Zwei Wege, ein Ziel:
Demineralisierung und Ionisierung für saubere Leistungen
So wenig Wasser und so wenig Chemie wie möglich bei der Reinigung einzusetzen, ist zentrales Ziel einer zeitgemäßen Immobilienbewirtschaftung. Bei der professionellen Reinigung kommen zwei komplementär wirksame Systeme zum Einsatz – basierend auf ionisiertem oder demineralisiertem Wasser.

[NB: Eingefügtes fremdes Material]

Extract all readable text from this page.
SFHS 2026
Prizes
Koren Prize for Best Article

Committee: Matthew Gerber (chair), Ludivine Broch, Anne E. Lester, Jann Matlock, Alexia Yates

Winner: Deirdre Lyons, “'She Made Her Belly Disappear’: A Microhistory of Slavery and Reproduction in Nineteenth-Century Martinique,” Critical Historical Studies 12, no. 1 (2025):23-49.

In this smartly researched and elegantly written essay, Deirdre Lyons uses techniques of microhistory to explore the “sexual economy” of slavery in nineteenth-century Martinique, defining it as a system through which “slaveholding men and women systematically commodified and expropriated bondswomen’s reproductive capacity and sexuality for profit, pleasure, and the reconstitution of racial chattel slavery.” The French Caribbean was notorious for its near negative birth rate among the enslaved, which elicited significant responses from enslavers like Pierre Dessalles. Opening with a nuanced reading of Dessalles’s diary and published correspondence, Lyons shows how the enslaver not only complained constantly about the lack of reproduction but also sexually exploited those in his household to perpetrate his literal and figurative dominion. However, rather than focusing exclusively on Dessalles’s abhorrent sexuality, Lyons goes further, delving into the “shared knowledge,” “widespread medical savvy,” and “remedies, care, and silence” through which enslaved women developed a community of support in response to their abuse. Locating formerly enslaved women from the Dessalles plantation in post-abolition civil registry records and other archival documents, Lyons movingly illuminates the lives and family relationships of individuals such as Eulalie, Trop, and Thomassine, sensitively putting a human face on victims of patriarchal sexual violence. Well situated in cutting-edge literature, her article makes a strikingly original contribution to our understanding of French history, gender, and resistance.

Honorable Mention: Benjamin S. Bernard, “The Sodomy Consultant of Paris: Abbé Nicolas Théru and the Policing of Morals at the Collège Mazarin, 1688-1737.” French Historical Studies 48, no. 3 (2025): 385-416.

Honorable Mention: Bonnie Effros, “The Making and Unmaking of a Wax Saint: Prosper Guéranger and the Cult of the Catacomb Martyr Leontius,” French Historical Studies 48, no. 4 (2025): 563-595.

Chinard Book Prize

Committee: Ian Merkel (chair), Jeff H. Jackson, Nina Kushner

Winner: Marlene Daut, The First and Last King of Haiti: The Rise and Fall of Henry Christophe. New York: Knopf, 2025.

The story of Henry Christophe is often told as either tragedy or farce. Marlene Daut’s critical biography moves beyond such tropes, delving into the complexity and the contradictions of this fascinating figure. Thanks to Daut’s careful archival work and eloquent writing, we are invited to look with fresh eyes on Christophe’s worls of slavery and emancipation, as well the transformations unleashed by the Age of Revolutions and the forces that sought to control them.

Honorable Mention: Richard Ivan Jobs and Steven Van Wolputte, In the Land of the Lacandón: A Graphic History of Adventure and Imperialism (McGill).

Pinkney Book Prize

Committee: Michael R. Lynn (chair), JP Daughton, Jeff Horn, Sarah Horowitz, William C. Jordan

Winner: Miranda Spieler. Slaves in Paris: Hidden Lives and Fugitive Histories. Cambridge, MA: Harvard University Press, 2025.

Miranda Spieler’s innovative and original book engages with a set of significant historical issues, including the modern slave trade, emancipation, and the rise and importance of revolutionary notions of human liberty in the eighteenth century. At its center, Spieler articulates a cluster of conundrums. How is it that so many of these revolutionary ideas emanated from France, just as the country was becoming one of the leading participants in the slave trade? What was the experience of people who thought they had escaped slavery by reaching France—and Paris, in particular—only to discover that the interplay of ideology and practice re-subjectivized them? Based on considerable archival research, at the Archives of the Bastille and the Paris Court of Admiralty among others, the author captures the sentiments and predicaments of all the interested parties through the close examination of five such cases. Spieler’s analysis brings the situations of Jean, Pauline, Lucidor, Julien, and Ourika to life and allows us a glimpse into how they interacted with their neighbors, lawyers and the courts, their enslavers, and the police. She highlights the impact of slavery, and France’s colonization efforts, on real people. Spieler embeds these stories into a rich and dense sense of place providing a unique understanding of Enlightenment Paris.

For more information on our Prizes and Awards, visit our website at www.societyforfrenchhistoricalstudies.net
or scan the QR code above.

Demineralisiert – ein Verfahren mit Sogeffekt
Trinkwasser, das per Ionenaustausch in demineralisiertes Wasser verwandelt wurde, ist vollständig von Salzen befreit. Es zeichnet sich durch eine geringe Leitfähigkeit und rückstandsfreie Nutzung aus.
Das besonders reine und weiche demineralisierte Wasser entfaltet seine Reinigungskraft durch den osmotischen Konzentrationsausgleich. Es umspült Schmutzpartikel am Boden besonders gut, löst sie wirksam an und „packt“ sie ein. Das Wasser trocknet rückstandslos ab, ohne Streifen oder Kalkränder zu hinterlassen. Die Wiederanschmutzung wird minimiert, da Schmutzpartikeln keine Anhaftungsmöglichkeit an Rückstände von Tensiden, Seifen oder Kalk gegeben wird.
Verzaubertes Wasser
Effiziente, hygienische Reinigungssysteme, die täglich viel Wasser einsparen und auf den Einsatz chemischer Lösungen sogar gänzlich verzichten können – gibt es die? Ja, sie sind bereits im Einsatz. Ihre Entwicklung forderte die Physik und förderte ein Umdenken hin zu mehr Nachhaltigkeit bei der Unterhaltsreinigung. Die Technik: Wasser, das auf spezielle Weise vorbehandelt – sozusagen „verzaubert“ – wurde, kann ohne den Zusatz von Tensiden und Co. zur Flächenreinigung eingesetzt werden.
So werden heute nicht nur Kaugummis mit Dampf vom Asphalt gelöst und Maschinen mit Eispellets von Lebensmittelresten befreit – auch im flüssigen Aggregatzustand verfügt Wasser beim Soloauftritt über anständige Reinigungskräfte.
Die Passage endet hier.